Can we rearrange the alternating harmonic series and make it equal to arbitrary real number?

Question

By "Riemann Rearrangement Theorem", we can rearrange the conditionally convergence series and make it equal to arbitrary value.

And Riemann showed that rearranging the alternating harmonic series by $ {1 \over 2} \ln(2) $.
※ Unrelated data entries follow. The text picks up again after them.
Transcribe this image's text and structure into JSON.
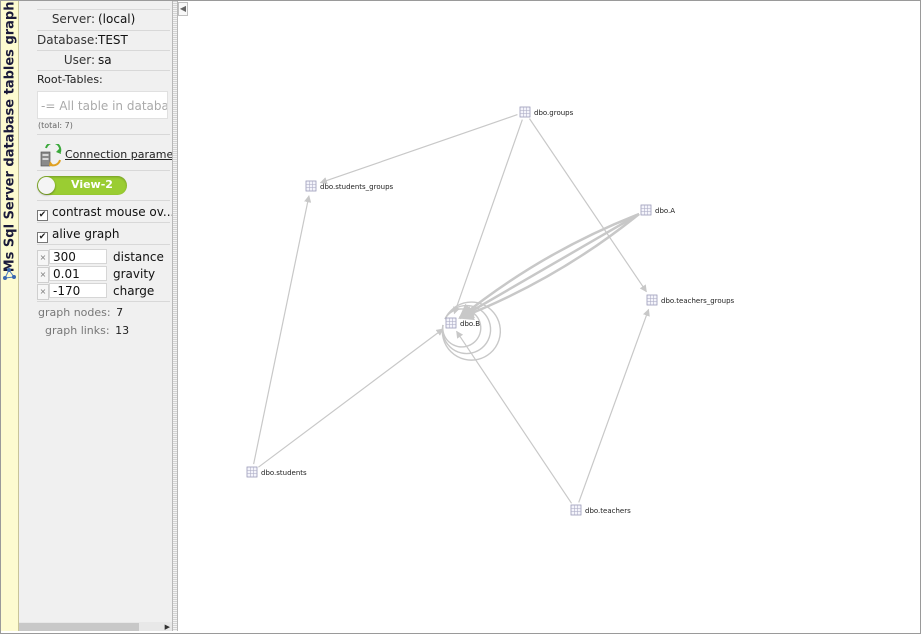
{
  "app": {
    "title": "Ms Sql Server database tables graph"
  },
  "panel": {
    "server_label": "Server:",
    "server_value": "(local)",
    "database_label": "Database:",
    "database_value": "TEST",
    "user_label": "User:",
    "user_value": "sa",
    "root_tables_label": "Root-Tables:",
    "root_tables_placeholder": "-= All table in database =-",
    "total_text": "(total: 7)",
    "connection_link": "Connection parameters",
    "view_toggle_label": "View-2",
    "contrast_label": "contrast mouse ov...",
    "contrast_checked": true,
    "alive_label": "alive graph",
    "alive_checked": true,
    "params": [
      {
        "value": "300",
        "name": "distance"
      },
      {
        "value": "0.01",
        "name": "gravity"
      },
      {
        "value": "-170",
        "name": "charge"
      }
    ],
    "graph_nodes_label": "graph nodes:",
    "graph_nodes_value": "7",
    "graph_links_label": "graph links:",
    "graph_links_value": "13"
  },
  "graph": {
    "nodes": [
      {
        "id": "groups",
        "label": "dbo.groups"
      },
      {
        "id": "students_groups",
        "label": "dbo.students_groups"
      },
      {
        "id": "A",
        "label": "dbo.A"
      },
      {
        "id": "teachers_groups",
        "label": "dbo.teachers_groups"
      },
      {
        "id": "B",
        "label": "dbo.B"
      },
      {
        "id": "students",
        "label": "dbo.students"
      },
      {
        "id": "teachers",
        "label": "dbo.teachers"
      }
    ],
    "links": [
      {
        "source": "groups",
        "target": "students_groups"
      },
      {
        "source": "groups",
        "target": "teachers_groups"
      },
      {
        "source": "groups",
        "target": "B"
      },
      {
        "source": "A",
        "target": "B"
      },
      {
        "source": "A",
        "target": "B"
      },
      {
        "source": "A",
        "target": "B"
      },
      {
        "source": "B",
        "target": "B"
      },
      {
        "source": "B",
        "target": "B"
      },
      {
        "source": "B",
        "target": "B"
      },
      {
        "source": "students",
        "target": "students_groups"
      },
      {
        "source": "students",
        "target": "B"
      },
      {
        "source": "teachers",
        "target": "teachers_groups"
      },
      {
        "source": "teachers",
        "target": "B"
      }
    ],
    "colors": {
      "edge": "#c8c8c8",
      "text": "#222222"
    }
  }
}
But I wondered what specific way to rearrange the certain series by arbitrary value.

such as:

$$ 1 - {1 \over 2} + {1 \over 3} - {1 \over 4} + \cdots \text{ → (Rearrange)} = N, $$ $$ \text{where } N \text{ is arbitrary real number} $$

Is there a specific way?

Thank you for reading.

Answer 1

You have $$ 1 + \frac 1 3 + \frac 1 5 + \frac 1 7 + \cdots = +\infty $$ $$ -\frac 1 2 - \frac 1 4 - \frac 1 6 - \frac 1 8 - \cdots = -\infty $$ Suppose I want a rearrangement that makes the sum equal to $10.$

Keep adding up odd terms until the sum exceeds $10.$ Then add one even term so that the sum is less than $10.$ Then keep adding up odd terms until the sum exceeds $10.$ Then add one even term so that the sum is less than $10.$ Then keep adding up odd terms until the sum exceeds $10.$ Then add one even term so that the sum is less than $10.$ And so on.

This will converge to $10.$